I don't know what regulations you're talking about when it comes to books, in America at least. I'm against a lot of the FCC regulations on TV and radio because they're largely based on pushing puritanical morals about swearing and sex. Publishers having standards for what they're willing to publish as a book isn't the same thing.It needs to be regulated, or shut down until people figure out how to regulate it. People already solved some of the problems about how to regulate books, radio, TV, etc, we have tons of laws for this stuff. You don't see it because all this was done years and years before you were born, but pretty much all media has been subjected to regulations of some form or another when people and governments have gauged their effects on society and determined they were harmful. Sometimes they go too far in trying to clamp down on it (Nazi book burnings), sometimes they don't go far enough (Daughters of the Confederacy, the reason "Confederate pride" exists today).

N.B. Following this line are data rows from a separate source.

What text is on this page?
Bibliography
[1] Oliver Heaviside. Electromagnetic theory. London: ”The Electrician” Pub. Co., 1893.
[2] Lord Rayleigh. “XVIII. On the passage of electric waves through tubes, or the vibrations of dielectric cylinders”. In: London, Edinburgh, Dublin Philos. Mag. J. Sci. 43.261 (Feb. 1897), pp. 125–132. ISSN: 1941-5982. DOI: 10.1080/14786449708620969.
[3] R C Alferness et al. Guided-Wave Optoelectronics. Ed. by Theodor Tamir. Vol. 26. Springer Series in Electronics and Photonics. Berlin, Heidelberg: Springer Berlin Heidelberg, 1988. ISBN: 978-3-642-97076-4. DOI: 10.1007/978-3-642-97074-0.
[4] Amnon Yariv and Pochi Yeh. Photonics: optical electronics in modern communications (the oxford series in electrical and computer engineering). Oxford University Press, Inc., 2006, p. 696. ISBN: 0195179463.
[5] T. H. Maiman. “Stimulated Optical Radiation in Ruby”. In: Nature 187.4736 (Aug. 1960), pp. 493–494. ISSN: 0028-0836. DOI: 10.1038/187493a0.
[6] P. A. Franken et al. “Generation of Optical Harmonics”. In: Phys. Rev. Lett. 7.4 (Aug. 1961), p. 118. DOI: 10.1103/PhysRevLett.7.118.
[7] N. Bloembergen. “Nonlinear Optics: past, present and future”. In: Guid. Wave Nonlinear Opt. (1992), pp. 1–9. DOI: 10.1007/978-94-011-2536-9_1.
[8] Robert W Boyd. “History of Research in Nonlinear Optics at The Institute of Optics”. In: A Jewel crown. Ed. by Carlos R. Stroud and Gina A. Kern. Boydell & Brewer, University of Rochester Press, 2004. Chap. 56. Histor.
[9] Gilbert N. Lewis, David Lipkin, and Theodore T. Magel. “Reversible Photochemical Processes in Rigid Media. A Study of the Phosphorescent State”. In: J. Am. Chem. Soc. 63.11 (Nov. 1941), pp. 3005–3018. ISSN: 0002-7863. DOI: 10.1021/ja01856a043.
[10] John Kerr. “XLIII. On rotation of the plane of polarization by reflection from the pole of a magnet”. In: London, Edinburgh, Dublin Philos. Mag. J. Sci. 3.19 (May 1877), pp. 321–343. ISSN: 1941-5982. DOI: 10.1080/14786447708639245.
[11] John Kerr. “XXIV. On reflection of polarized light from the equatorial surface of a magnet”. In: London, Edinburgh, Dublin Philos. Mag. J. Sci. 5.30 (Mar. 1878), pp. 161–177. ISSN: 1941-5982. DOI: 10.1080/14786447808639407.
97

Social media, in my view, is a case where "governments aren't doing enough".
Why does that matter? The only question that's important to me is: is the good stuff worth the bad stuff?
If social media is leading to violent attacks on refugees, a society must ask "is it worth keeping Facebook around if it's being used to inflame violence against vulnerable groups?" I feel like you've never considered this question, either because you never asked yourself "is it all worth it" or because you know what the "moral" answer is already and you don't like it.
I don't know how you can think the government isn't doing enough with social media unless you also think they aren't doing enough with the internet overall. Should each government in the world be snooping into Resetera too to make sure people aren't spreading the kind of ideas they think shouldn't be spread?